Leave it to the consistently great AHP to provide a better TZ episode than Twilight Zone served up this week. Yes, it is another AHP period piece, but has two huge mitigating factors: 1) it is set in America, and 2) it stars Norman Lloyd.
Two guys back in an old west saloon circa 1899 are arguing about who will pay for this round of drinks. The twist is, these guys are like the Goofy Gophers,[1] arguing over who will get the privilege of paying.
The two town strong-men break up the argument just as it was about to come to blows — and this town is so friendly I don’t even want to think about what that might have entailed. The strong-men even settle the argument by paying for their drinks. This is the nicest bar in history. Anthony Fremont’s family wasn’t this agreeable.
Somehow, this positive attitude and generosity even extends to the slot machine. Strongman Jamie optimistically gives it spin, and the wheels come back with a royal straight flush. This is the happiest, smiliest, good-natured, backslapping bunch of guys . . . wait a minute, where are the women?
Into this saloon walks a slim, elegant drink-of-water with evening wear, white gloves, a stylish hat and a mellifluous voice. Oh wait, that’s Norman Lloyd. He orders a rum, and the bartender blows dust off the bottle. I’m not sure what the gag is there, except maybe all these giggling he-men are whiskey drinkers; at least until Zima is invented.
Their next diversion is the always-fun anvil-lift. Several of the locals try, but the thing is like Thor’s Hammer. Strongman Ben is able to lift it. For a strongman, he should know better than to lift with his back, though.
The bartender tells Norman, “This place is like a church social compared to what it was 2 months ago.” It was at that time that Jamie and Ben McMahon came to town. The local copper miners were a tough crew with the fighting, gambling, drinking, shooting each other, and reusing postage stamps. He says, “They brought the magic of brotherly love.” They got every professional gambler thrown out of town. They explained there was more to life than those shenanigans. They were such happy, peace-loving, God-fearing leaders that the town wanted to be like them.
Norman has heard enough. With a flash and a plume of smoke, he gets their attention. Jamie says Norman should just apologize for smoking indoors and be on his way. Norman says he must be “one of the righteous ones, an ecclesiastical bore, a pompous ass.” [2] Jamie is steamed, but turns the other cheek. Norman does everything he can to provoke Jamie, but Jamie stays calm. Then Norman throws a drink in his face. That’s it! Jamie throws several punches, but there seems to be a protective field around Norman.
With a flick of his gloved hand, Norman knocks Jamie to the floor. Ben, clearly not the smarter brother, takes a swing. He goes down also. Now that all the rubes think he is a demon, he instructs them to hand over their cash. He takes the brothers’ wallets, then hits the register, then a statue with a hidden stash.

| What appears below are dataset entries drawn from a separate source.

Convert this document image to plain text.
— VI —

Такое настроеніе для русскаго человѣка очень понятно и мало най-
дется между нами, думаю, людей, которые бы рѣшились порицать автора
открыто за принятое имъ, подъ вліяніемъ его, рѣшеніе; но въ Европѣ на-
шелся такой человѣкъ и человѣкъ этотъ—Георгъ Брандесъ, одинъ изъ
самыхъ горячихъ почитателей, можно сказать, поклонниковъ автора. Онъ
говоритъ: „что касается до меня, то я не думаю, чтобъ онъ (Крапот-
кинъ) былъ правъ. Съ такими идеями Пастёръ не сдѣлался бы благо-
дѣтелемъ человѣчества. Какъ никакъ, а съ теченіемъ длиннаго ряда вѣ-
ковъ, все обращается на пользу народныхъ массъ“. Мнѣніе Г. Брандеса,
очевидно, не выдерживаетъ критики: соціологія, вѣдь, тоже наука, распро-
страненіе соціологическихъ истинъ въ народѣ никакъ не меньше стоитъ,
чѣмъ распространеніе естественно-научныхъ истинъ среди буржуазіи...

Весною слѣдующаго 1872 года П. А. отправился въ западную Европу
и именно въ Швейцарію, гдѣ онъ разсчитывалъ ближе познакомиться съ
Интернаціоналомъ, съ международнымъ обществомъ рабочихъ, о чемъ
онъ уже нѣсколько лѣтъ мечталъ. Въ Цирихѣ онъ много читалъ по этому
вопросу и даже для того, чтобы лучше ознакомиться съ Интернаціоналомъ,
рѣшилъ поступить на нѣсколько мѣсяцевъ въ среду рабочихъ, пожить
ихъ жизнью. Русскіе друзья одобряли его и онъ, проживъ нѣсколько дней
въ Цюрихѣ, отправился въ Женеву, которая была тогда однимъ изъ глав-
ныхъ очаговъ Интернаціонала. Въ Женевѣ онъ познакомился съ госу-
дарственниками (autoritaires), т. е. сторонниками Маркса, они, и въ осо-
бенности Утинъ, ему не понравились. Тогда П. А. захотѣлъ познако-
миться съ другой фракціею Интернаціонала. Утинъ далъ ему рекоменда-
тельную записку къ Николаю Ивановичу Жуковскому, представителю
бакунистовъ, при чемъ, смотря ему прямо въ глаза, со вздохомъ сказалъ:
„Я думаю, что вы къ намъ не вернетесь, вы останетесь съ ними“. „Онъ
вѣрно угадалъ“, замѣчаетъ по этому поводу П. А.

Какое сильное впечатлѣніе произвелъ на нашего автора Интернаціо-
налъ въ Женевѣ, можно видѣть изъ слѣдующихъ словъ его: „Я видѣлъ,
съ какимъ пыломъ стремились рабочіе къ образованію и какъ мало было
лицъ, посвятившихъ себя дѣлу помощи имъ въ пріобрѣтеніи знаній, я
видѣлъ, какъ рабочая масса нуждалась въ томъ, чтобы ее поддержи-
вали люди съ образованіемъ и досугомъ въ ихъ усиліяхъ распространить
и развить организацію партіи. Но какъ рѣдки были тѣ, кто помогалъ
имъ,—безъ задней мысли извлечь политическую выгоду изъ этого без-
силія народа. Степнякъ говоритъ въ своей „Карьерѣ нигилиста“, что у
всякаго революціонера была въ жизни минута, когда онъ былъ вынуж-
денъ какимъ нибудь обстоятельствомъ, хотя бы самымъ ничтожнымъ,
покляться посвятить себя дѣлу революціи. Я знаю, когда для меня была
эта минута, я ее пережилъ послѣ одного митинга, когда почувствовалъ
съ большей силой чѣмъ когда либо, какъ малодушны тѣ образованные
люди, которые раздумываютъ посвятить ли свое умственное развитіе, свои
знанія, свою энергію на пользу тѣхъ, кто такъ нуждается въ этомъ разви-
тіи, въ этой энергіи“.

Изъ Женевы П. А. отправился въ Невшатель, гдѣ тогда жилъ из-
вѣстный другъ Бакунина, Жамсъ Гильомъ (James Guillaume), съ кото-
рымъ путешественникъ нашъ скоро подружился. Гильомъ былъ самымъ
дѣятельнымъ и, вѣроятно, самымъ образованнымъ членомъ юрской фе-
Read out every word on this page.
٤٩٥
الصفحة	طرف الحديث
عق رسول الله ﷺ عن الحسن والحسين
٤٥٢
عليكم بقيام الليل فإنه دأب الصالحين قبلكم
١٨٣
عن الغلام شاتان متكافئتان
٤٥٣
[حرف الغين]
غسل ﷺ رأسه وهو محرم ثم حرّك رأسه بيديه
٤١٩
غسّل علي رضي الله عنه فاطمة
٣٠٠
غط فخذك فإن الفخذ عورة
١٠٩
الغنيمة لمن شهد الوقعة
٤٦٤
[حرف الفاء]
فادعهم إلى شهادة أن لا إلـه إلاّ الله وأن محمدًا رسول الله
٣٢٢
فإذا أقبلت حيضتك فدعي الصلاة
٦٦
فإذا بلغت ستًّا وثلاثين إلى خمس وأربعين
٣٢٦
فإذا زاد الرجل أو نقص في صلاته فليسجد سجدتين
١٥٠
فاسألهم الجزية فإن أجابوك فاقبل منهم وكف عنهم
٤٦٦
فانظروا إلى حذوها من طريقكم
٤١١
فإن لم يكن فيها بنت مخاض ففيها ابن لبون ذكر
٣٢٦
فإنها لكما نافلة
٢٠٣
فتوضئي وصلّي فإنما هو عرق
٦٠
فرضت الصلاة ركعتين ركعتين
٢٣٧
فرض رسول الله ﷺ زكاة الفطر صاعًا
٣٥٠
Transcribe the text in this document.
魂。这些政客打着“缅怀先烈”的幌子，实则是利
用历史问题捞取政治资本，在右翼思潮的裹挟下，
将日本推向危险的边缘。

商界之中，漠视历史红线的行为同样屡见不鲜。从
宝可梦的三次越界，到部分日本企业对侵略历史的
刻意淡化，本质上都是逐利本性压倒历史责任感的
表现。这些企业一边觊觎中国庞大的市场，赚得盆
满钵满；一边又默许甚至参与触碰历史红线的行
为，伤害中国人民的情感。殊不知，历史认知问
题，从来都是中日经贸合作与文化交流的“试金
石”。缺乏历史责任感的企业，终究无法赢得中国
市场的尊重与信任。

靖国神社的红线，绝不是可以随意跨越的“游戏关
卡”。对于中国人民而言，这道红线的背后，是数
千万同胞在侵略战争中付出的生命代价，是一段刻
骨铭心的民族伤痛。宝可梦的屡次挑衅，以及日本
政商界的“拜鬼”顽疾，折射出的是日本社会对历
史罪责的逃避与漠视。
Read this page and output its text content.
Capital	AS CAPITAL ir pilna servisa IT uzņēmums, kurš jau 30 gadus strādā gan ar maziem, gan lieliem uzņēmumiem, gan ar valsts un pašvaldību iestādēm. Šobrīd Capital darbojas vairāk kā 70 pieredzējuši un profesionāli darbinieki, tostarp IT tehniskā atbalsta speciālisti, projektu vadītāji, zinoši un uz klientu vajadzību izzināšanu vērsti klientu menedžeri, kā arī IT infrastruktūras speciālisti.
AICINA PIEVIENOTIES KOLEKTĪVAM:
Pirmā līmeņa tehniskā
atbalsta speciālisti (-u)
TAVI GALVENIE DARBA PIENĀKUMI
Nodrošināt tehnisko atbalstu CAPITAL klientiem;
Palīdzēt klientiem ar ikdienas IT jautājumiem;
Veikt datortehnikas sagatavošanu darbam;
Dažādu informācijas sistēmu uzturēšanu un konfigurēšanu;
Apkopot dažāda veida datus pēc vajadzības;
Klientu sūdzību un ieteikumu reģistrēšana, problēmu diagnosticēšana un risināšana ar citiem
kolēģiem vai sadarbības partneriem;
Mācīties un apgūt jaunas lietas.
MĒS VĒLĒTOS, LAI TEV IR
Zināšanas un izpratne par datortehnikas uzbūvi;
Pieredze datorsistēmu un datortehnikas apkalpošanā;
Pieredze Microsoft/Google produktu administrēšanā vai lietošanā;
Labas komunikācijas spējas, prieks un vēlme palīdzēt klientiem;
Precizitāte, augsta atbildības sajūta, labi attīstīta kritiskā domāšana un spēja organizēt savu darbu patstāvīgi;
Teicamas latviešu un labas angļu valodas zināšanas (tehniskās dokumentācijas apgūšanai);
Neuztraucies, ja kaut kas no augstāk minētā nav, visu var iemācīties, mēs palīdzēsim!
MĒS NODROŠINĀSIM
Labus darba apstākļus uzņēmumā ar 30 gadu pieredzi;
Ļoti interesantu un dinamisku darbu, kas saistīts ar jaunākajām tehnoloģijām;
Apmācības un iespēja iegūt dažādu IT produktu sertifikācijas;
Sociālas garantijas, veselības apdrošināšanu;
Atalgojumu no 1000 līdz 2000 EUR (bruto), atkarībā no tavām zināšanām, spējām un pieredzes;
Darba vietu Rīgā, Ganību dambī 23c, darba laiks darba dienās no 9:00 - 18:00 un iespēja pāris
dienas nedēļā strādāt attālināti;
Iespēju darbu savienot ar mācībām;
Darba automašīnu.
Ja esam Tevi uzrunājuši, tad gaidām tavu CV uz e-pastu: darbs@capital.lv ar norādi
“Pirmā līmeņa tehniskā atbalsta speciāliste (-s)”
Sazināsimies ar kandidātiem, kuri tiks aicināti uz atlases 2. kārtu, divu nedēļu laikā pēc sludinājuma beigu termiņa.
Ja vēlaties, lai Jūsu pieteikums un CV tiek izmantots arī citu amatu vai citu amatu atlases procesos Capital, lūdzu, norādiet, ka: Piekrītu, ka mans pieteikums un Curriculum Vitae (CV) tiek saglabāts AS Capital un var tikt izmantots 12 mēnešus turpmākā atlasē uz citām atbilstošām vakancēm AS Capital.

No mention of that slot machine loot, though. Norman goes to the door and tells them not to follow him or “there will be the devil to pay.
Of course there is a twist that you will probably see coming, but that doesn’t matter. There is the what-does-God-need-with-a-starship issue with the devil stealing cash, but that doesn’t matter either. It is just a pleasure to watch Norman Lloyd chew up the scenery in every frame. [3] But the episode does not fully rest on his great performance. After 4 years, I should no longer be surprised, but the sheer consistency and professionalism of this series is astounding.
PS: For the commentor who chastised me for mixing actors’ names with character’s names . . . dedicated to you, buddy.
Other Stuff:
- [1] Wow, for my entire life, I had thought they were Chip and Dale.
- [2] This has to be one of the first uses of ass on American TV; at least that does not involve a jawbone.
- AHP Deathwatch: Read Morgan — whose name is an imperative sentence — is also still with us. Among the deceased, an imperative sentence from yoga class: Arch, Johnson! Roscoe Ates came sooo close to being a declarative sentence.
- Norman Lloyd is still with us at 103. He is such a classy, amazing talent, I hate to lump him in the Deathwatch category. When his day comes, I suspect we will not read obituaries about him saying “F*** NIXON” at the Oscars or suggesting Nixon’s daughters should be molested. Adios, Hollywood!
- AHP Proximity Alert: Mike Ragan (Pete) was the enigmatic Alfredo on last week’s episode. Give someone else a chance!
- Title Analysis: It is from the poem Antigonish, but I don’t understand the relevance to this episode. With AHP, I happily concede that is probably my ignorance.
The significance of poem to title, in my opinion, is that both refer to a creepy figure who may or may not be real. In this case, the figure is real, but his intent is deceptive.
Norman Lloyd may be talented, but if it’s true that he said that re President Nixon and (especially) his daughters, Lloyd is a crude lowlife.
Yikes, that was not my point at all! I meant Lloyd seemed like class act unlike worthless trash like Robert DeNiro.